GueBerita.com – Pemerintah Kota Mojokerto menggandeng berbagai organisasi perempuan untuk meningkatkan kesadaran akan pentingnya deteksi dini kanker serviks. Upaya ini difokuskan pada penguatan gerakan skrining Inspeksi Visual dengan Asam Asetat (IVA) yang terbukti efektif dalam pencegahan dan deteksi dini gejala kanker serviks.

Ajakan tersebut disampaikan oleh Wali Kota Mojokerto, Ika Puspitasari, saat membuka Rapat Koordinasi Deteksi Dini Kanker Leher Rahim di Lingkungan Pemerintah Kota Mojokerto.

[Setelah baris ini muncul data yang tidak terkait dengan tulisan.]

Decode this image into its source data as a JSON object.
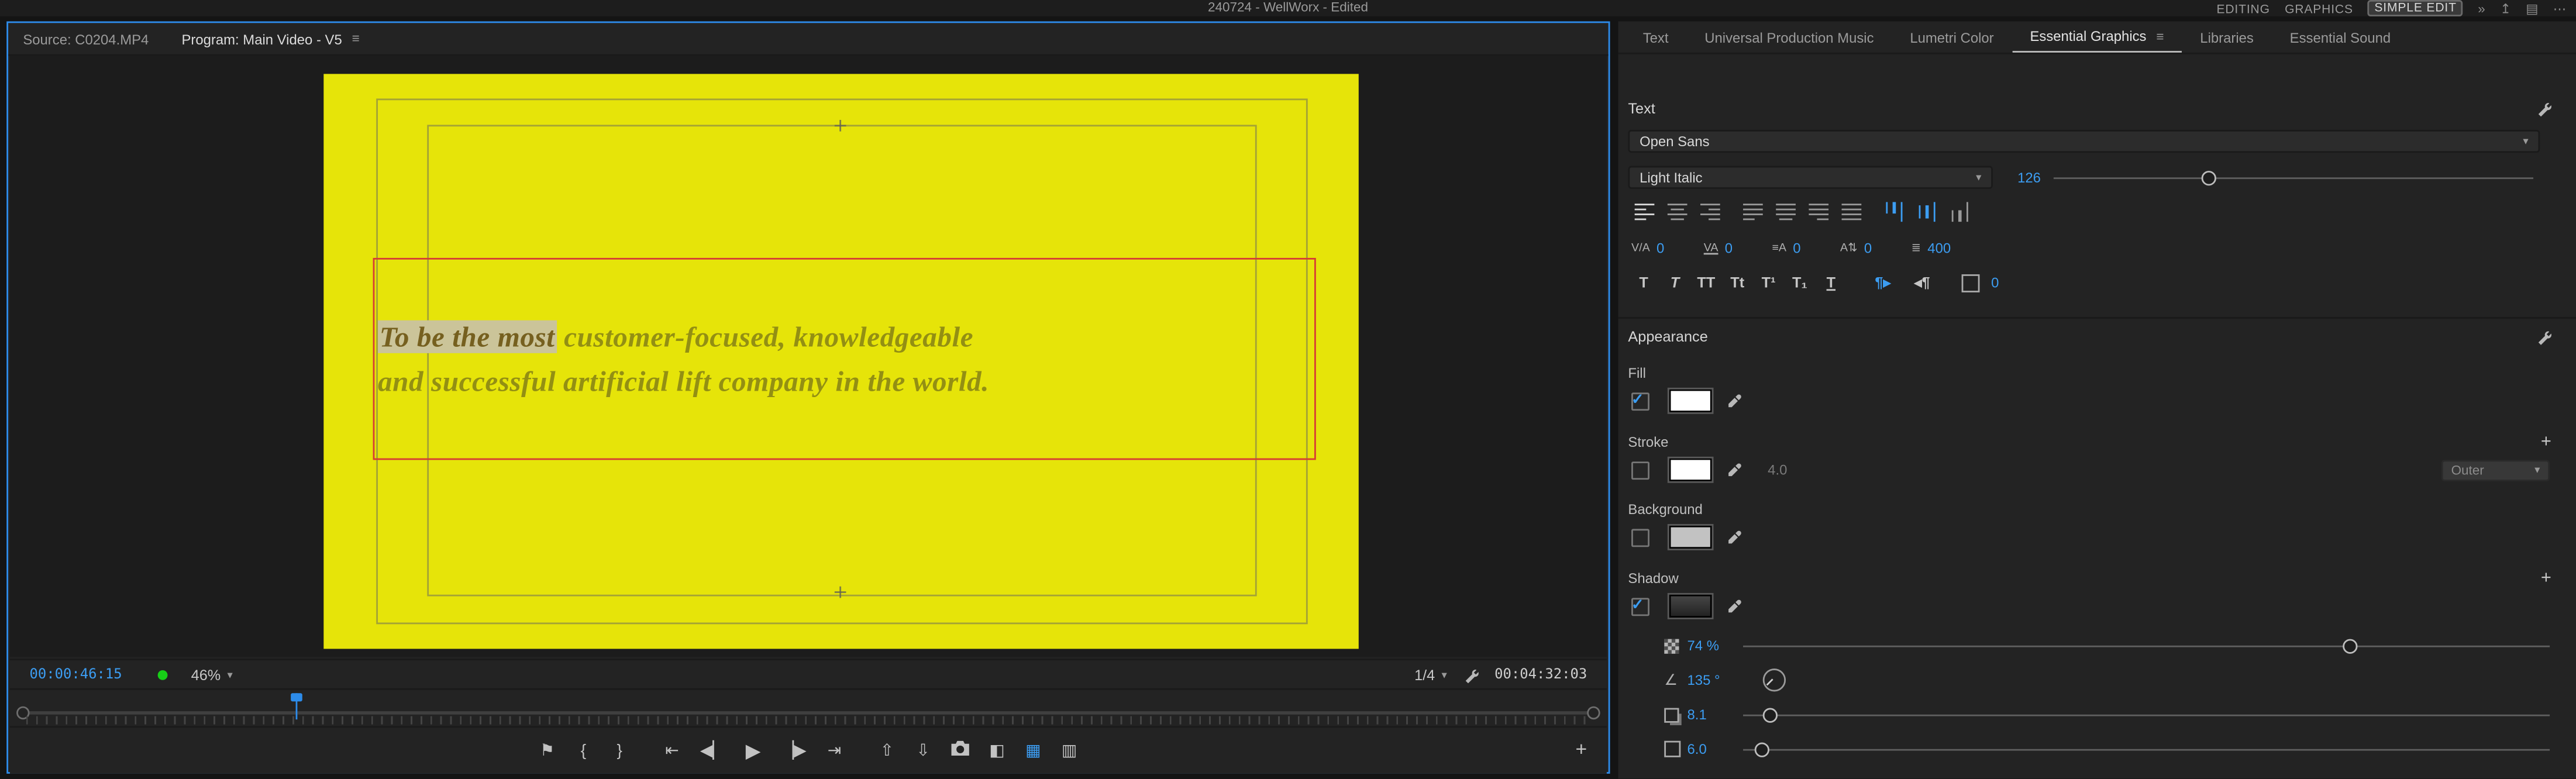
{
  "ui": {
    "panel_menu_icon": "≡",
    "dropdown_chevron": "▾",
    "add_property": "+",
    "accent_blue": "#3c9df2",
    "green_indicator_color": "#17cf17"
  },
  "titlebar": {
    "title": "240724 - WellWorx - Edited",
    "workspaces": [
      {
        "label": "EDITING",
        "active": false
      },
      {
        "label": "GRAPHICS",
        "active": false
      },
      {
        "label": "SIMPLE EDIT",
        "active": true
      }
    ],
    "overflow_icon": "»",
    "right_icons": [
      "quick-export-icon",
      "workspaces-icon",
      "more-icon"
    ]
  },
  "monitor": {
    "tabs": [
      {
        "label": "Source: C0204.MP4",
        "active": false
      },
      {
        "label": "Program: Main Video - V5",
        "active": true
      }
    ],
    "canvas": {
      "selected_text": "To be the most",
      "line1_rest": " customer-focused, knowledgeable",
      "line2": "and successful artificial lift company in the world.",
      "video_color": "#e6e409",
      "selection_box_color": "#d63c34"
    },
    "timecode": "00:00:46:15",
    "zoom_value": "46%",
    "resolution_value": "1/4",
    "duration": "00:04:32:03",
    "transport": {
      "add_marker": "⚑",
      "mark_in": "{",
      "mark_out": "}",
      "go_to_in": "⇤",
      "step_back": "◀▏",
      "play": "▶",
      "step_forward": "▕▶",
      "go_to_out": "⇥",
      "lift": "⇧",
      "extract": "⇩",
      "comparison_view": "◧",
      "transparency_grid": "▦",
      "multi_view": "▥",
      "button_editor": "+"
    }
  },
  "panel": {
    "tabs": [
      {
        "label": "Text",
        "active": false
      },
      {
        "label": "Universal Production Music",
        "active": false
      },
      {
        "label": "Lumetri Color",
        "active": false
      },
      {
        "label": "Essential Graphics",
        "active": true
      },
      {
        "label": "Libraries",
        "active": false
      },
      {
        "label": "Essential Sound",
        "active": false
      }
    ],
    "text": {
      "header": "Text",
      "font_family": "Open Sans",
      "font_style": "Light Italic",
      "font_size": "126",
      "alignment_icons": [
        "align-left",
        "align-center",
        "align-right",
        "justify-last-left",
        "justify-last-center",
        "justify-last-right",
        "justify-all",
        "valign-top",
        "valign-center",
        "valign-bottom"
      ],
      "metrics": {
        "kerning": {
          "icon": "V/A",
          "value": "0"
        },
        "tracking": {
          "icon": "VA",
          "value": "0"
        },
        "leading": {
          "icon": "≡A",
          "value": "0"
        },
        "baseline_shift": {
          "icon": "A⇅",
          "value": "0"
        },
        "font_weight": {
          "icon": "≣",
          "value": "400"
        }
      },
      "styles": {
        "faux_bold": "T",
        "faux_italic": "T",
        "all_caps": "TT",
        "small_caps": "Tt",
        "superscript": "T¹",
        "subscript": "T₁",
        "underline": "T",
        "direction_ltr": "¶▸",
        "direction_rtl": "◂¶",
        "tsume_value": "0"
      }
    },
    "appearance": {
      "header": "Appearance",
      "fill": {
        "label": "Fill",
        "enabled": true,
        "color": "#ffffff"
      },
      "stroke": {
        "label": "Stroke",
        "enabled": false,
        "color": "#ffffff",
        "width": "4.0",
        "type": "Outer"
      },
      "background": {
        "label": "Background",
        "enabled": false,
        "color": "#c2c2c2"
      },
      "shadow": {
        "label": "Shadow",
        "enabled": true,
        "color": "#363636",
        "opacity": "74 %",
        "angle": "135 °",
        "distance": "8.1",
        "size": "6.0"
      }
    }
  }
}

Acara ini diselenggarakan di Pendapa Sabha Mandala Tama, Balai Kota Mojokerto, pada hari Rabu (3/6).

Dalam kesempatan tersebut, Wali Kota Ika Puspitasari menekankan pentingnya peran serta seluruh anggota organisasi perempuan. Beliau mengimbau agar mereka aktif menyampaikan informasi mengenai pemeriksaan IVA kepada anggotanya. Beliau juga menegaskan bahwa seluruh layanan pemeriksaan IVA ini sepenuhnya gratis dan dapat diakses di puskesmas terdekat.

Wali Kota yang akrab disapa Ning Ita ini memaparkan bahwa deteksi dini merupakan langkah yang sangat krusial dalam upaya menekan angka kematian akibat kanker serviks. Penyakit ini masih menjadi salah satu penyebab kematian tertinggi pada perempuan hingga saat ini.

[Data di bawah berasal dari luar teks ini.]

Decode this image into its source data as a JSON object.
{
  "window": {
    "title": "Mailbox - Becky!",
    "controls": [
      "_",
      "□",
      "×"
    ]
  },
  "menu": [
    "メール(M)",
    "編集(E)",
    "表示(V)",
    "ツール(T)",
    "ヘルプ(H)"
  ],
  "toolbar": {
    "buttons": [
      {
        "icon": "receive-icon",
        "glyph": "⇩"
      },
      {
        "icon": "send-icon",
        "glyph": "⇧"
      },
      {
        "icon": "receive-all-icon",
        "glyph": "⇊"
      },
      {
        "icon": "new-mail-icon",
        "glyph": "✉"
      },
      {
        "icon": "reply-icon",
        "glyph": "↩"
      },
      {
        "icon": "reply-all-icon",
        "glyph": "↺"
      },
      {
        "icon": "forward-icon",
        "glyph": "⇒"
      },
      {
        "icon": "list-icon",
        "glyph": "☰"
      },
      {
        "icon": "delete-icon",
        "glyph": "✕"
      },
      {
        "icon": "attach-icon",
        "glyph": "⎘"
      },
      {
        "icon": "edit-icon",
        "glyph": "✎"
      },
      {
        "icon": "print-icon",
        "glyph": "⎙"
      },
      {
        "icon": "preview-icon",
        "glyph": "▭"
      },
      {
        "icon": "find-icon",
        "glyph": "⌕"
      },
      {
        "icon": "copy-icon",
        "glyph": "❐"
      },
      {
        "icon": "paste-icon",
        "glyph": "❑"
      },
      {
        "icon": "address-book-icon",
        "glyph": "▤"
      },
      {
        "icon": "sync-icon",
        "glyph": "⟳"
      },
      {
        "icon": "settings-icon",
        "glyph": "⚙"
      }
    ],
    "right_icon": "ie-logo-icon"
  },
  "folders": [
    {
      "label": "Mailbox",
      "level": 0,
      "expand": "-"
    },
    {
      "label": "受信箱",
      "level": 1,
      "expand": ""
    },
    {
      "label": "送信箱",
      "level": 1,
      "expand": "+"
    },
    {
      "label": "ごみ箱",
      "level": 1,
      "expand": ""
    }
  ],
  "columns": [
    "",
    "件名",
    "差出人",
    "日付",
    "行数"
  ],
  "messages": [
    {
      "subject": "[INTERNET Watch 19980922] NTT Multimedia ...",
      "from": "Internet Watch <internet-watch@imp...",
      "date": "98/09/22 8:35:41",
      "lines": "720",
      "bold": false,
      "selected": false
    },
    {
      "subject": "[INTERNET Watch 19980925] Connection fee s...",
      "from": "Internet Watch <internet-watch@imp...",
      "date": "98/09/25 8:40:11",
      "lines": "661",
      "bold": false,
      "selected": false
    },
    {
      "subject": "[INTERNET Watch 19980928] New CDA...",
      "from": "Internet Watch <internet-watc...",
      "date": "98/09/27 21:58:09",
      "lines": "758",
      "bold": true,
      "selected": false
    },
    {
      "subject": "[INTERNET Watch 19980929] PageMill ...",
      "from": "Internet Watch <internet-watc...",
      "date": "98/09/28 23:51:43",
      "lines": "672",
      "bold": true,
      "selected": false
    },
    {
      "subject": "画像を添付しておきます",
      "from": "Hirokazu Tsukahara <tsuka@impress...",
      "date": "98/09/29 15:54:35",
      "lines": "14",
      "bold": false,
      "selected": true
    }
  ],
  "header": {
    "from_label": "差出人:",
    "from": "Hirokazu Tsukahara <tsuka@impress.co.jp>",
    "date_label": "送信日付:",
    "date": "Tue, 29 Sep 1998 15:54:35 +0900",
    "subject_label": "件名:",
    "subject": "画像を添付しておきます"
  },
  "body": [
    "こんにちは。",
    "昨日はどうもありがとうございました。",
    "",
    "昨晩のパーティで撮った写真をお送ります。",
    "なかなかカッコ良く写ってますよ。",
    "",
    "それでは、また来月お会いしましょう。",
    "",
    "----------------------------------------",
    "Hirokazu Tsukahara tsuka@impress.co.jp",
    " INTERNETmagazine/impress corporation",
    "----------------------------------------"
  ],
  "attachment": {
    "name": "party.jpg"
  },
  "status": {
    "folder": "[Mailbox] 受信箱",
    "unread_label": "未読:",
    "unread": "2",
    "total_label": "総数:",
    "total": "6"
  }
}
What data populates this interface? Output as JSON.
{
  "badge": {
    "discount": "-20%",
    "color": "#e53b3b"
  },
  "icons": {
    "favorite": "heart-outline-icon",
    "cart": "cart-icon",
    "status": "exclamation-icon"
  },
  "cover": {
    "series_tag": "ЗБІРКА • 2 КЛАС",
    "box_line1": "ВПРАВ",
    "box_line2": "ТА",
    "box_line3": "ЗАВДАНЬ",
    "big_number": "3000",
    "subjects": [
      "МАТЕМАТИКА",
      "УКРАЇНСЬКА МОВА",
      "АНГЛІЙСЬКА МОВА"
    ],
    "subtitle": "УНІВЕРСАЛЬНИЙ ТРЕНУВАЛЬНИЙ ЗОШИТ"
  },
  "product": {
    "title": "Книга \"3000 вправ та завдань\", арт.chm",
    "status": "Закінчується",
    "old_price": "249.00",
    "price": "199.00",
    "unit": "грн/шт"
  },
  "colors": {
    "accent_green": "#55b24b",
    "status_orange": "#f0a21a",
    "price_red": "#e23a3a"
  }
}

Melalui pemeriksaan IVA, potensi gangguan kesehatan dapat terdeteksi lebih dini. Hal ini memungkinkan penanganan medis dapat segera diberikan kepada pasien yang terindikasi. Dengan demikian, peluang kesembuhan dapat ditingkatkan secara signifikan.

Ning Ita menjelaskan bahwa tugas utama yang diemban adalah mendeteksi kanker serviks sedini mungkin. Tujuannya adalah untuk mengurangi jumlah perempuan yang meninggal akibat penyakit ini. Jika hasil pemeriksaan IVA menunjukkan adanya indikasi positif, maka langkah-langkah pengobatan dapat segera diambil.

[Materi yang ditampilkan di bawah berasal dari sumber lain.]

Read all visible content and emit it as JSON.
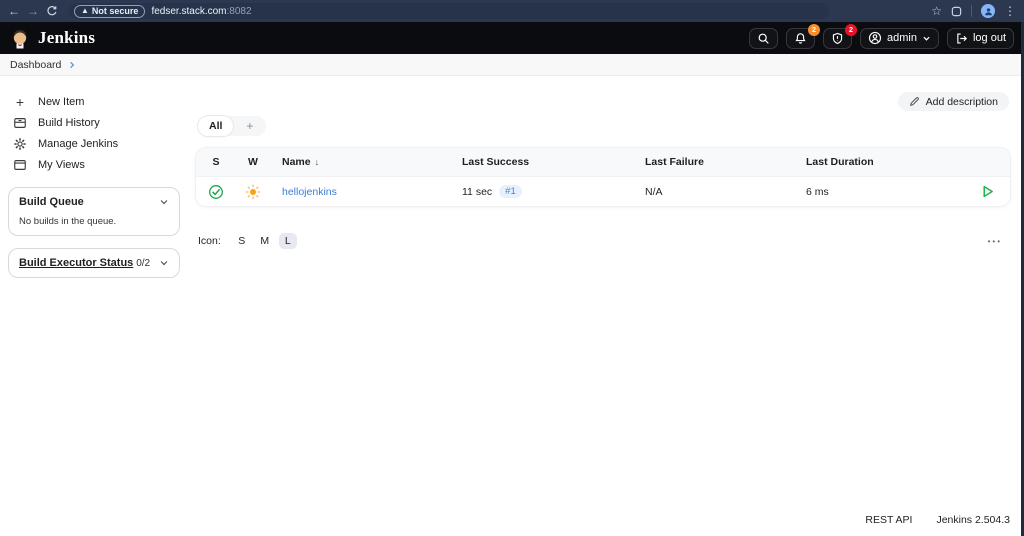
{
  "browser": {
    "security_label": "Not secure",
    "url_host": "fedser.stack.com",
    "url_port": ":8082"
  },
  "header": {
    "product": "Jenkins",
    "notification_count": "2",
    "security_warning_count": "2",
    "user": "admin",
    "logout_label": "log out"
  },
  "breadcrumb": {
    "item": "Dashboard"
  },
  "sidebar": {
    "items": [
      {
        "label": "New Item"
      },
      {
        "label": "Build History"
      },
      {
        "label": "Manage Jenkins"
      },
      {
        "label": "My Views"
      }
    ],
    "build_queue": {
      "title": "Build Queue",
      "empty_text": "No builds in the queue."
    },
    "executor": {
      "title": "Build Executor Status",
      "count": "0/2"
    }
  },
  "main": {
    "add_description_label": "Add description",
    "tabs": {
      "active": "All",
      "new_view": "+"
    },
    "table": {
      "headers": [
        "S",
        "W",
        "Name",
        "Last Success",
        "Last Failure",
        "Last Duration"
      ],
      "sort_arrow": "↓",
      "row": {
        "status": "success",
        "weather": "sunny",
        "name": "hellojenkins",
        "last_success": "11 sec",
        "build_badge": "#1",
        "last_failure": "N/A",
        "last_duration": "6 ms"
      }
    },
    "icon_legend": {
      "label": "Icon:",
      "sizes": [
        "S",
        "M",
        "L"
      ],
      "active": "L"
    },
    "overflow": "•••"
  },
  "footer": {
    "rest_api": "REST API",
    "version": "Jenkins 2.504.3"
  },
  "colors": {
    "accent_link": "#3b7dd8",
    "success_green": "#1ea64d",
    "weather_orange": "#f9a116",
    "badge_orange": "#f78f2a",
    "badge_red": "#eb1226",
    "header_bg": "#0b0c10",
    "browser_bg": "#2b3850"
  }
}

Lebih lanjut, Ning Ita menyoroti fenomena masih rendahnya kesadaran sebagian perempuan untuk melakukan pemeriksaan kesehatan secara berkala. Kurangnya kesadaran ini seringkali berakibat pada ditemukannya kasus kanker serviks pada stadium lanjut.

Ketika kanker serviks terdeteksi pada stadium lanjut, peluang untuk sembuh menjadi semakin kecil. Ning Ita menegaskan kembali bahwa deteksi dini memegang peranan vital dalam upaya menyelamatkan nyawa perempuan dari ancaman kanker serviks.